CRÓNICAS E ENTREVISTAS

 O MINISTÉRIO PÚBLICO ÀS URNAS
Publicado em: 31/01/2024
Vamos ter a inteligência de colocar na corrida aqueles que realmente detêm o poder em Portugal: os agentes do Ministério Público. Assim sempre podíamos selecionar entre os menos justiceiros, que certamente também os há.


Por favor, tirem-me do palco estes candidatos a governantes que nunca vão mandar nada, nem fazer coisa nenhuma— até porque se fizerem, haverá sempre alguém a boicotar-lhes o caminho com uma denúncia anónima que dará direito a serem apeados do lugar e imolados na praça pública. Em vez disso, vamos ter a inteligência de colocar na corrida aqueles que realmente detém o poder em Portugal: os agentes do Ministério Público. Assim sempre podíamos selecionar entre os menos justiceiros, que certamente também os há.

À partida, a tentação seria colocar o Procurador/a Geral como cabeça de lista, partindo do princípio de que ao cargo corresponde algum poder efetivo, só que não é verdade. Sendo assim, é preferível que cada candidato se apresente individualmente a votos, permitindo-nos analisar quantas das “operações” que constam do seu CV tiveram direito a abrir noticiários ou a primeiras páginas dos jornais.

Logo para começar, a campanha eleitoral de um procurador inspirado, aliado a um agente da PJ que viu muitos filmes, teria um efeito galvanizador nos eleitores, a avaliar pela criatividade dos títulos das operações, permitindo assim poupar em agências de comunicação e marketing. Ao lado dos seus outdoors, os de Montenegro, de Pedro Nuno Santos, e mesmo de Ventura e Mortágua pareceriam obra de meninos da escola. Por amor da santa, basta ver a diferença entre um insípido “Portugal Inteiro” e uma “Operação Tempestade Perfeita”.

Além do mais são mouros de trabalho, como atestam as rusgas de madrugada e o acompanhamento dos interrogatórios pela noite fora, e demonstram uma paciência sem limite para escutar os outros, arte de valor incalculável tendo em conta as sessões e audiências parlamentares que vão ter de gramar. Por exemplo, aquele que assumisse ter aturado quatro anos de tertúlias telefónicas de João Galamba merecia, no mínimo, chegar a deputado.

Quanto ao programa de governo, para que é que andamos a queimar as pestanas a ler o dos partidos políticos convencionais, se conhecemos de trás para a frente o destes candidatos, com tantas provas dadas?

No campo da Justiça, uma das chagas deste país, garantiriam a celeridade processual: sabendo que os procedimentos legais se arrastam por eternidades e nunca mais chegam a lado nenhum, instituiriam imediatamente os editais do Far-West.
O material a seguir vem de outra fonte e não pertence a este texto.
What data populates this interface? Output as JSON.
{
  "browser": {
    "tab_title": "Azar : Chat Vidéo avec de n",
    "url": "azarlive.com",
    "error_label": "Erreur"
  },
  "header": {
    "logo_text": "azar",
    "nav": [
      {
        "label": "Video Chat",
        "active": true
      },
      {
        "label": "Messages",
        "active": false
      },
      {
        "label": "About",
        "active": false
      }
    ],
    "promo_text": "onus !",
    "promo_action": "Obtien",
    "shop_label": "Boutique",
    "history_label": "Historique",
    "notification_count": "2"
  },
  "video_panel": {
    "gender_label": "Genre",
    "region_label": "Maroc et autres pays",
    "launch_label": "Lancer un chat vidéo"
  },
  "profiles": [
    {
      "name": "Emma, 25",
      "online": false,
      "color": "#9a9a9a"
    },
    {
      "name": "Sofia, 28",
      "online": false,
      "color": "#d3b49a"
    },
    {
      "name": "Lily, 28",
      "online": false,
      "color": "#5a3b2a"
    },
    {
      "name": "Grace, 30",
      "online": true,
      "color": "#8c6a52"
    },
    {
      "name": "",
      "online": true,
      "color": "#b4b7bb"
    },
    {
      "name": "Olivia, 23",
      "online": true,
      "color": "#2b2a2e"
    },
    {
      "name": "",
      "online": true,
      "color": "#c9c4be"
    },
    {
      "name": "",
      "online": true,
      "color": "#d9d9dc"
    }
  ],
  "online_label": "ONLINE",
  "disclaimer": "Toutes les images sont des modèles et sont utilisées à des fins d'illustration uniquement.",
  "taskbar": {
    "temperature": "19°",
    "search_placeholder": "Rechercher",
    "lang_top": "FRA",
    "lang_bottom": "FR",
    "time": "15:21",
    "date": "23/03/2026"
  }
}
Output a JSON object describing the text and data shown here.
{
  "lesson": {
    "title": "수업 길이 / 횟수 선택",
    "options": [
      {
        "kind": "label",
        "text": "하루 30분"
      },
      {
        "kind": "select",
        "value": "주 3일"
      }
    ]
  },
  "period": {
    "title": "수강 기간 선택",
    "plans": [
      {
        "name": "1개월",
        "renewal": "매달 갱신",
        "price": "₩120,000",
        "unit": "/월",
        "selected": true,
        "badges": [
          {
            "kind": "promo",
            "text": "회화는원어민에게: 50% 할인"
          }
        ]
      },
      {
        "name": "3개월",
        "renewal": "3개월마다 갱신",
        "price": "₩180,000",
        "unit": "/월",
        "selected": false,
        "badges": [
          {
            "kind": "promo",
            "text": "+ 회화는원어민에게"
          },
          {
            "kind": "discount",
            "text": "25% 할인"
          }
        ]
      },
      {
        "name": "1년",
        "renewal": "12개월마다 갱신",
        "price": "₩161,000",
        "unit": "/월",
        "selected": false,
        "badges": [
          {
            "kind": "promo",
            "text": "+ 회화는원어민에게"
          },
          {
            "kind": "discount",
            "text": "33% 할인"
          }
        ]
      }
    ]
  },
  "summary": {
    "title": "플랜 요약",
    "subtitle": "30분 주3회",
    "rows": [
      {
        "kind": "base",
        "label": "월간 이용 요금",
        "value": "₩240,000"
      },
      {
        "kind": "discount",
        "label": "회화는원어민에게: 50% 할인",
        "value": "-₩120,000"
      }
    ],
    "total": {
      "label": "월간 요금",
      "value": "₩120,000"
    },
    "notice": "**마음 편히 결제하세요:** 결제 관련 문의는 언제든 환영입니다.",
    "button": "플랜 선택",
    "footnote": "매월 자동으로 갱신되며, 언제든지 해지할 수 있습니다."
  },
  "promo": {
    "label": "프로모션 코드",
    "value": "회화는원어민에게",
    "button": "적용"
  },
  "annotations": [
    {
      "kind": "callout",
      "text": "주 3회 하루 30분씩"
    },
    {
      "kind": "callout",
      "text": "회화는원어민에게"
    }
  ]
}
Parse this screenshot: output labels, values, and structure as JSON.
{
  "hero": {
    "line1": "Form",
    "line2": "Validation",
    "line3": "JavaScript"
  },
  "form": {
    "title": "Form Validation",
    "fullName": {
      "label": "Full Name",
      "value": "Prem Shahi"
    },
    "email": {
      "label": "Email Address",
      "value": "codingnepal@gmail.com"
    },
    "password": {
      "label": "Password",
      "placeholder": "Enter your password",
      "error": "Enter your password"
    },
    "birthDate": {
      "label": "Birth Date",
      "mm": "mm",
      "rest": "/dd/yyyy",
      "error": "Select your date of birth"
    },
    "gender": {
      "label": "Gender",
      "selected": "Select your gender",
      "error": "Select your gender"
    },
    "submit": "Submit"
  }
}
A partir do momento em que a cara do suspeito é reproduzida mil vezes nos jornais e milhões de outras nas redes sociais, é absolutamente irrelevante o que os seus colegas juízes disserem ou deixarem de dizer.

Quanto ao combate à corrupção e ao tráfico de influências, o seu método está à vista. Conscientes do emaranhado kafkiano da burocracia e da ineficiência dos serviços públicos, percebem logo que a construção de uma casa, a obtenção de um licenciamento, ou o sucesso no mundo empresarial só podem ser sinal inequívoco de que alguma irregularidade foi praticada, já que dão como segura a impossibilidade de lá chegar de forma totalmente lícita.

Podemos também confiar que serão uma fonte inesgotável de emprego, perpetuando a tradição de fazer crescer o aparelho de Estado. Um simples cortar de fitas nas Desertas contará sempre com paletes de gente enfiadas em aviões fretados. E que serão solidários com os problemas de sobrevivência da comunicação social, oferecendo, com a antecipação necessária, entretenimento para muitas horas de noticiários.

Só vantagens, portanto. Fica-me apenas uma dúvida, não sei como vão contornar o paradoxo da sua própria eleição. A sua profunda convicção de que quem quer que seja que tenha êxito, só ali pode ter chegado por ter roubado ou cometido um crime, levará a que se tenham de mandar prender a si próprios.